Signed and inscribed by Roman Vishniac: “It should not happen again Roman [and] Edith Vishniac 1985.”
This landmark book presents hundreds of photographs depicting Eastern European Jewry during the 1930s. A Russian Jew, Roman Vishniac began to take photographs of village life during the First World War. After moving to Berlin, Vishniac began to travel to Eastern Europe, visiting mountain villages and urban ghettos, taking thousands of photographs documenting the ever-more oppressed Jewish people. Within years most of them had been exterminated by the Nazis. Many of the photographs seem to have been taken secretly and thus provide a candid view of daily life. Some of Vishniac’s photographs had been published shortly after the Second World War as part of The Vanished World (1947), a volume including works by other photographers as well.

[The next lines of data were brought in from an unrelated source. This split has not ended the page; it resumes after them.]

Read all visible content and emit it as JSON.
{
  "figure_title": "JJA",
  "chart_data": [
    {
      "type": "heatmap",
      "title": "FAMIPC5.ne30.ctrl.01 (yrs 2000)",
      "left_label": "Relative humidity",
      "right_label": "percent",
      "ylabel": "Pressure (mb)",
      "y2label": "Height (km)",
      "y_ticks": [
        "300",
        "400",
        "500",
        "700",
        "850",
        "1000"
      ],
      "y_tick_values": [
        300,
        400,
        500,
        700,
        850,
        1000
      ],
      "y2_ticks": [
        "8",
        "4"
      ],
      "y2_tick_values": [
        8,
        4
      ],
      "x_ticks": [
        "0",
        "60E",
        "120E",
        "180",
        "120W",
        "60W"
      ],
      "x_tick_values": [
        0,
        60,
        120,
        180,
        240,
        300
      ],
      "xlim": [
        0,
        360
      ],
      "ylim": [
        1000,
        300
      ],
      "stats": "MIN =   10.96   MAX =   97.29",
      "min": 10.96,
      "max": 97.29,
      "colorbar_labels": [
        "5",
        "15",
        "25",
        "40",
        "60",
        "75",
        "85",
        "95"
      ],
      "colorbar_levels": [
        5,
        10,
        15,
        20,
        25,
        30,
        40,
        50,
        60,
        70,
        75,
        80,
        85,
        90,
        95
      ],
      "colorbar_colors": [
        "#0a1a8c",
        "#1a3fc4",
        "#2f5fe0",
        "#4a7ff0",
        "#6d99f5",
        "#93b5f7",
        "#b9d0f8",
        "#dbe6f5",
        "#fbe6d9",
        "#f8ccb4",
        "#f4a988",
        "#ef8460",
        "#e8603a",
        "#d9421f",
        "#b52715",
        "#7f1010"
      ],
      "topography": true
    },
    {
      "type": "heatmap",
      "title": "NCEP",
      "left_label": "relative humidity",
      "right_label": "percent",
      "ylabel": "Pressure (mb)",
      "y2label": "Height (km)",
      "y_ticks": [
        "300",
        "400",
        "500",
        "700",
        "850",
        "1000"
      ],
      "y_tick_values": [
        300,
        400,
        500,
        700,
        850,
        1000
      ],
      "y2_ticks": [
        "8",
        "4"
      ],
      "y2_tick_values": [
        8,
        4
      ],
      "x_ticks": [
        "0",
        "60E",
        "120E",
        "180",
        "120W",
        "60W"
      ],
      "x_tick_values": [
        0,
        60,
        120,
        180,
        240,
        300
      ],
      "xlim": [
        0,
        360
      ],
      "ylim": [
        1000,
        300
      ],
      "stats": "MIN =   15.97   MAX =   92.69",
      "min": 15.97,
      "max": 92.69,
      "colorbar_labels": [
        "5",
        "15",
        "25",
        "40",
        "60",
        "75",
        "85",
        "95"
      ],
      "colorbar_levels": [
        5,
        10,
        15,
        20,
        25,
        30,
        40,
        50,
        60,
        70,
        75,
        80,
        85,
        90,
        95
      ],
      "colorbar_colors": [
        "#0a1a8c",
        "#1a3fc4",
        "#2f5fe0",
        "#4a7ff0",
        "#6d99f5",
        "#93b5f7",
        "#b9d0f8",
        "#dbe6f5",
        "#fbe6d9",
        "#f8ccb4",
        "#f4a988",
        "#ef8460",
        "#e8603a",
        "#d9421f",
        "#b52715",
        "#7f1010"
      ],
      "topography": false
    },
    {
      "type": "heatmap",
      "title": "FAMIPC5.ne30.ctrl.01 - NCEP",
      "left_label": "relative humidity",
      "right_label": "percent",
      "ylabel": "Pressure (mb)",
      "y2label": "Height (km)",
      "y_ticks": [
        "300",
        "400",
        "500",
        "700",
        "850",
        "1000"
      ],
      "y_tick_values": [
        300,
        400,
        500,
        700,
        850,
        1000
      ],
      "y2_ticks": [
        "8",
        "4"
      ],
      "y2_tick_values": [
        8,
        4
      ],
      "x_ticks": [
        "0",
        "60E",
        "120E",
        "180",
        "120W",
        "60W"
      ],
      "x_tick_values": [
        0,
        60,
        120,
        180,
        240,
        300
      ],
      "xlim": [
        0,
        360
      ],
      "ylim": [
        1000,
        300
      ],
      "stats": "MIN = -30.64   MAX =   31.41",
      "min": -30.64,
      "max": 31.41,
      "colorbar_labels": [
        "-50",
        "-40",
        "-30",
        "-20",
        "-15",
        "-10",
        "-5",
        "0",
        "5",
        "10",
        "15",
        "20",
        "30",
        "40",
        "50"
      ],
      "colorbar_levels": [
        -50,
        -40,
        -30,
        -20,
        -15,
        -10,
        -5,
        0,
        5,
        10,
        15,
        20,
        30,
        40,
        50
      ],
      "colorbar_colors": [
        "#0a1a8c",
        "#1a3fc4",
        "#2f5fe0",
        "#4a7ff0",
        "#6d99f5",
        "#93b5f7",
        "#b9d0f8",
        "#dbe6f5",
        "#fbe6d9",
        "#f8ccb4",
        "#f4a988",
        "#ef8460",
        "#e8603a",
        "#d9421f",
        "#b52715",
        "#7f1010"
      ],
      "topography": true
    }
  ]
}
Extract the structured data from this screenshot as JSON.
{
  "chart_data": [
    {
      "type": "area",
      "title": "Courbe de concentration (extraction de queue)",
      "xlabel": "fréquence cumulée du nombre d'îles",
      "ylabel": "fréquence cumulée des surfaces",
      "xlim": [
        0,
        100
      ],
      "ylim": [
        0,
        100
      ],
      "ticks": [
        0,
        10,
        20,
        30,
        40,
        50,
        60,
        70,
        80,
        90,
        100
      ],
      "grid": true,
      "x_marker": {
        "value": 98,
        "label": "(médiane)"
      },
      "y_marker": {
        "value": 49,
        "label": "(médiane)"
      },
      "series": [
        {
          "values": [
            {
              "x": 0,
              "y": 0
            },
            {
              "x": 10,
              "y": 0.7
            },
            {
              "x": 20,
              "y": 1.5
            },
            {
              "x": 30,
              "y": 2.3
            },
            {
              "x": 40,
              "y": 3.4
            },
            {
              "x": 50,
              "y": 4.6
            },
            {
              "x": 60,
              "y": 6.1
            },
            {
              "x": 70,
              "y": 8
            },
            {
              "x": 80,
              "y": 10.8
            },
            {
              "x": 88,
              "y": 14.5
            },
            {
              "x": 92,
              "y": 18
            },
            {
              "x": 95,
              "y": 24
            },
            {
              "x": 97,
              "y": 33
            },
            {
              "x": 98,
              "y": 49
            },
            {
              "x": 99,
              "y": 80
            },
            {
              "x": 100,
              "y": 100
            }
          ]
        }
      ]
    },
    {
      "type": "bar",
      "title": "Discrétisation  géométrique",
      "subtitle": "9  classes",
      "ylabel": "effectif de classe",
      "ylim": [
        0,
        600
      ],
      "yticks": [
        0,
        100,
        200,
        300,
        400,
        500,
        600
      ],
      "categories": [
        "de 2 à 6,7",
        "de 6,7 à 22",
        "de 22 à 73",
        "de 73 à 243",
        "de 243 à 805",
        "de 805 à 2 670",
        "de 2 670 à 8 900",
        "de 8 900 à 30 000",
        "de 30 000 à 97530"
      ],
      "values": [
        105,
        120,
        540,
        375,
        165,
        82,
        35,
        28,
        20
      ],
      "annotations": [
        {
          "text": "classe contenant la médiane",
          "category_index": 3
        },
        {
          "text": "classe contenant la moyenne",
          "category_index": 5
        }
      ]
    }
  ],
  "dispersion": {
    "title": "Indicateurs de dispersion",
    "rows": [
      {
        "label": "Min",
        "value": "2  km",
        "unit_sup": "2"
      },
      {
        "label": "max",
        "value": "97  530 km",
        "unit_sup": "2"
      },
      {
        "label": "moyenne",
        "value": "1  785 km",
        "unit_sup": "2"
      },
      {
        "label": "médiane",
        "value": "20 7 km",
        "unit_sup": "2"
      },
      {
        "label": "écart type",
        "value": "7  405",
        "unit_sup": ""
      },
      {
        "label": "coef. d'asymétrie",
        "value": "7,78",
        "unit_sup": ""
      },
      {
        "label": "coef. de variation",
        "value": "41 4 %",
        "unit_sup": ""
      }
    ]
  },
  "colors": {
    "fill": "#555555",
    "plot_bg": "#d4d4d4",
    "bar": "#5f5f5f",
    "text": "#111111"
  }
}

The present volume represents the culmination of Vishniac’s lifelong project and the most extensive published collection of his photographs. Photography giant Edward Steichen declared, “Vishniac took with him on this self-imposed assignment—besides this or that kind of camera and film—a rare depth of understanding and a native son’s warmth and love for his people. The resulting photographs are among photography’s finest documents of a time and place.”
The Foreword is by Holocaust survivor and Nobel laureate Elie Wiesel, who writes, “Not to forget, not to allow oblivion to defeat memory: That is his obsession. Defying all dangers, surmounting all obstacles, he travels from province to province, from village to village, capturing slums and markets, a gesture here, a movement there, reflections of hope and despair, so that the victims will not wholly vanish into the abyss—so that they will live on, past torture and past massacre. And he has won the wager: They live still.”